Here is the full Mauldin piece by Bremmer

  • In short, it’s a world without leadership. That’s unfortunate, because at a time when so many problems transcend borders—from regional conflicts to climate change and threats to global market stability to cyber-attacks, terrorism, and the security of food and water—the need for international cooperation has never been greater. Cooperation demands leadership. Leaders have the leverage to coordinate multinational responses to transnational problems. They have the wealth and power to persuade other governments to take actions they wouldn’t otherwise take. They pick up the checks that others can’t afford and provide services no one else will pay for. Leaders set the agenda.
  • But nor are rising powers like China, India, Brazil, Turkey, the Gulf Arabs and others ready to take up the slack. For emerging nations, emergence is a full-time job. The governments of these countries still face complex development challenges that demand too many resources and too much time, energy, attention, and money to accept major new risks and burdens abroad.
  • If not the West, the rest, or the institutions where they come together, who will lead? The answer is, no one. Neither the once-dominant G7 nor the unworkable G20. We have entered the G-Zero, a world in which, for the first time since the end of World War II, there is no single power or alliance of powers ready to take on global leadership.
  • A world without leaders will undermine our ability to keep the peace, expand opportunity, reverse the impact of climate change, and feed growing populations. Its effects will have implications for our politics, business, information, communication, security, food, air and water. It will be felt in every region of the world—and even in cyberspace.  

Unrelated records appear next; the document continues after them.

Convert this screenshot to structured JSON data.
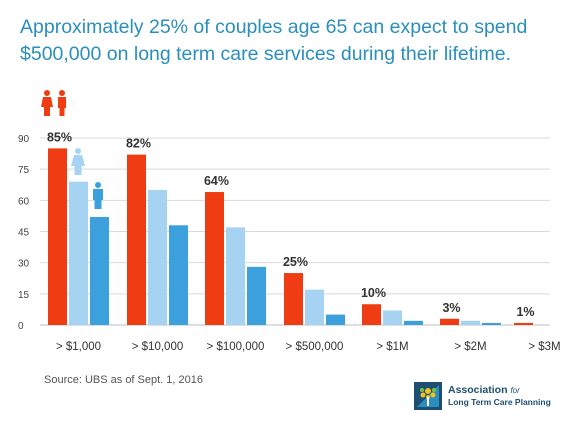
{
  "title": {
    "line1": "Approximately 25% of couples age 65 can expect to spend",
    "line2": "$500,000 on long term care services during their lifetime."
  },
  "source": "Source: UBS as of Sept. 1, 2016",
  "logo": {
    "line1": "Association",
    "line1_suffix": "for",
    "line2": "Long Term Care Planning"
  },
  "icons": {
    "couple": "couple-icon",
    "woman": "woman-icon",
    "man": "man-icon"
  },
  "colors": {
    "couple": "#f03c13",
    "woman": "#a6d3f1",
    "man": "#3ca0dc",
    "title": "#2a8fbf",
    "grid": "#d9d9d9"
  },
  "chart_data": {
    "type": "bar",
    "categories": [
      "> $1,000",
      "> $10,000",
      "> $100,000",
      "> $500,000",
      "> $1M",
      "> $2M",
      "> $3M"
    ],
    "series": [
      {
        "values": [
          85,
          82,
          64,
          25,
          10,
          3,
          1
        ]
      },
      {
        "values": [
          69,
          65,
          47,
          17,
          7,
          2,
          0
        ]
      },
      {
        "values": [
          52,
          48,
          28,
          5,
          2,
          1,
          0
        ]
      }
    ],
    "data_labels": [
      "85%",
      "82%",
      "64%",
      "25%",
      "10%",
      "3%",
      "1%"
    ],
    "yticks": [
      "90",
      "75",
      "60",
      "45",
      "30",
      "15",
      "0"
    ],
    "ylim": [
      0,
      90
    ],
    "grid": true,
    "legend": "icons above first category"
  }
}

  • Every era has its winners and losers, and the G-Zero will be no different. It is not merely strength but adaptability and resilience that are the attributes most likely to produce prosperity in a G-Zero world. Countries that have choices among political, security and commercial partners are much better able to navigate a world that generates shocks from unexpected directions.
  • The shape of the post-G-Zero global order will depend on the answer to two questions. First, will 
  • relations between America and China be defined mainly by competition and conflict or by complementary interests? Second, will these two countries dominate international politics or can a variety of other states play an independent and influential global role? I see five broad scenarios:
    • A G2 world in which common interests lead US and Chinese leaders mainly to collaborate
    • A workable G20 order in which the G-Zero has generated so much trouble that governments are forced to work together to ensure political and economic stability
    • A “Cold War 2.0” scenario in which the new order is defined by US-Chinese conflict
    • Regionalization of international politics, in which America remains the only global power but in which local heavyweights call most of the shots within their respective neighborhoods
    • A disintegration scenario that I call “G-Subzero” in which fragmentation within powerful countries limits the ability of national governments to govern
  • So what can America’s next president, Obama or Romney, and the country’s next Congress do about all this? They can accept that the world is changed, that this is not 1960, and that, at least for the time being, the architects of American foreign policy must learn to do more with less. More importantly, they can build a foreign policy that allows US policymakers, America’s military, American companies, and American investors to adapt to changing circumstances, partner where necessary, and innovate at every opportunity. They must also do something that Americans don’t do often enough: Invest for the longer-term future. They must rebuild the nation’s strength from within so that America can afford to be indispensable for the post-G-Zero world.